ANCA Associated Vasculitis (AAV) - Multisystem Involvement
Main Author: Sara Mukhtar
Abu Dhabi, United Arab Emirates
Sheick Khalifa Medical City
Introduction: ANCA vasculitis is a small-vessel vasculitis resulting in inflammation of small- and medium-sized blood vessels. Each type of AAV is a rare condition. The incidence is estimated to be between 10 and 20 individuals per million. The prevalence is estimated to be between 200 and 400 individuals per million.
Method(s): A 59-year-old male, known to have dyslipidemia, treated hepatitis C infection and recurrent URTI. He presented in December 2022 with one month history of cough with hemoptysis. Left ear pain with left eye redness associated with headache and small submandibular swelling noted 1 day prior to admission. No history of fever, weight loss or skin rash. Patient attended many hospitals and received many antibiotic courses without improvement.
He is an ex-smoker. He is allergic to celecoxib and sulfa containing drugs. His regular home medications are Aspirin and Statin.
Result(s): In regard to overall patient management, he received IV Methylprednisolone over 3 days 500 mg, 1000 mg, 1000 mg, continued on oral prednisolone initially 60 mg with a tapering regimen. Rituximab 1g, 500 mg and 500 mg each one week apart. Thiopurine Methyltransferase Activity was sent and patient was started on Azathioprine initially 100 mg daily which was increased to 150 mg daily in a week time. As the patient was allergic to sulfa containing drugs, he was started on aerosolized pentamidine for PCP prophylaxis.
The question to add cyclophosphamide to his previous management as hybrid regimen was raised as his creatinine was trending up, however it started to platue and improve gradually so cyclophosphamide was not added.
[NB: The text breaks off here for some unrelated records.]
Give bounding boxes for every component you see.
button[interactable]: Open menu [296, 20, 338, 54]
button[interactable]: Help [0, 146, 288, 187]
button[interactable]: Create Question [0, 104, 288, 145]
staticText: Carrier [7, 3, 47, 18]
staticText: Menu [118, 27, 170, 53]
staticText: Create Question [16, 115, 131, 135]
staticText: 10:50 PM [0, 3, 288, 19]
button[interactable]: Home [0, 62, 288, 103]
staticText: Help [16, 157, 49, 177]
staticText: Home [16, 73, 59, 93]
Patient clinical and biochemical parameters improved and his repeat CT chest showed improvement and resolution of lung nodules. He only developed steroid induced DM for which he was managed with insulin and followed up by endocrinology team as outpatient.
Above management was in line with the KDIGO Guidelines for management of AAV, where induction of remission is achieved by glucocorticoids with either cyclophosphamide or rituximab. The RAVE study, a multicentre randomised control non inferiority trial of rituximab as compared with cyclophosphamide for remission induction concluded that rituximab is not inferior to daily cyclophosphamide treatment for induction of remission in severe AAV and may be superior in relapsing disease.
Maintenance therapy with either rituximab or azathioprine and low dose glucocorticoids is recommended after induction of remission. Optimal duration of the maintenance treatment is not known, but should be between 18 months and 4 years.
Conclusion(s): AAV has variable clinical manifestations, early recognition and diagnosis to decrease the risk of life-threatening complications is important. From renal point of view, kidney biopsy is the gold standard for diagnosis, but it should not delay starting immunosuppressive treatment, especially in patients who are rapidly deteriorating. Management of AAV has evolved significantly in the past two decades, with substantial improvements in survival and quality of life. However, more studies are needed especially in regard to duration of maintenance therapy.